Five-Year Extension Through 2017
- Refundable portion of child tax credit: The earned income formula for the determination of the refundable child credit applies to 15% of the taxpayer’s earned income in excess of $3,000. This allows more earned income to qualify in order to determine how much of the credit is refundable. Beginning in 2018, the amount will be considerably higher.
- Education credit: The American Opportunity Credit replaced the Hope Education Credit for 2009 through 2017 only. The benefits of the credit are: (1) required course materials, such as books qualify; (2) the credit is increased to up to $2,500; (3) income level phasesouts are higher; (4) forty percent of the credit is refundable.
- Higher earned income tax credit: The temporary increase in the EITC percentage from 40% to 45% for families with three or more qualifying children ends in 2017. Additionally, the marriage penalty relief, through an increased threshold phaseout amount for married couples filing joint returns, also expires.
- Child tax credit dollar amount: The $1,000 per qualifying child credit amount.

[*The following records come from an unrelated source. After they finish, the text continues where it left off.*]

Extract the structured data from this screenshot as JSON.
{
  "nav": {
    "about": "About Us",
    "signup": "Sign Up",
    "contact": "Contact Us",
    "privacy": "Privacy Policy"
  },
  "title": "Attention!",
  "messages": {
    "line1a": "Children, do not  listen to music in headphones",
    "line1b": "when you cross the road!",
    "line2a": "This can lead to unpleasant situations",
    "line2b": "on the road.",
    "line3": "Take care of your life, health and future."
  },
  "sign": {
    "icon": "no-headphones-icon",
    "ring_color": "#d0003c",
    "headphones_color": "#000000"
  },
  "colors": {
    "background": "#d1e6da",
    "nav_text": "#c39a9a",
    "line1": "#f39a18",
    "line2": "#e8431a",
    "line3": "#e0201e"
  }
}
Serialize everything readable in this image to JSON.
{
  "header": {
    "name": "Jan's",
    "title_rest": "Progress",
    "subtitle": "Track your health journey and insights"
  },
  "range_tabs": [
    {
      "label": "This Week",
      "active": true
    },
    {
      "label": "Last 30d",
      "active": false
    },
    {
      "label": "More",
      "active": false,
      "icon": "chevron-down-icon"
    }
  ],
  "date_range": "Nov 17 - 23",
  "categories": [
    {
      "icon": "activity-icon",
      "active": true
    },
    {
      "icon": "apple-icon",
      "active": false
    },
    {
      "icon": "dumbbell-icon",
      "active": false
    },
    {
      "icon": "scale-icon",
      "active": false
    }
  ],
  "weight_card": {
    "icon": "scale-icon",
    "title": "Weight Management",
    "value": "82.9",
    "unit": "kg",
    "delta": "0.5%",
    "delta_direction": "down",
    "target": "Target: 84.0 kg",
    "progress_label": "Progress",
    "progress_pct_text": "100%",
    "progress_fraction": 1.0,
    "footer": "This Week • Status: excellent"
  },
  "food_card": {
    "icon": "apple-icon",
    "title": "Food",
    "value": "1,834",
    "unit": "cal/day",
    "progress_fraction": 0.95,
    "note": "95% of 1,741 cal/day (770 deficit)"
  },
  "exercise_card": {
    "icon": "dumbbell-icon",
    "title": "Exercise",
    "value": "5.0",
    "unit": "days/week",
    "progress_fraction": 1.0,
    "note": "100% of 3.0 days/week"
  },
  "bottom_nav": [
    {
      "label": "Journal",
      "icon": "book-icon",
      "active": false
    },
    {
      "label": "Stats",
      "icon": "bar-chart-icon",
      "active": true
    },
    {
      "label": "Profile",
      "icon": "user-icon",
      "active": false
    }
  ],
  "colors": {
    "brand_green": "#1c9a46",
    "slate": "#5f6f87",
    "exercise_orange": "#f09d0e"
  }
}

- Permanent AMT relief: For 2012, the AMT exemption amounts were $78,750 for married filing jointly, $39,375 for married filing separately, and $50,600 for singles and heads of household. For 2013, the exemption amounts are adjusted for inflation: $80,800 for married filing jointly, $40,400 for married filing separately, and $51,900 for singles and heads of households.
- Nonrefundable personal credits offsetting AMT: Rule that nonrefundable personal credits offset a taxpayer’s alternative minimum tax.
- Lower income tax rates: The rates of 10%, 15%, 25%, 28%, 33%, and 35%. New 39.6% rate imposed, see above.
- Reduced long-term capital gains rates: The 15% capital gains rate (0% for taxpayers below the 15% tax bracket) applies for taxpayers below the top tax rate.
- Estate tax: Increase in estate and gift tax exemption to $5,000,000 (as indexed for inflation). For 2012, $5,120,000; for 2013, $5,250,000.
While there are other minor changes that have taken place from 2012 to 2013, the above list represents tax changes that most likely will impact your 2013 taxes.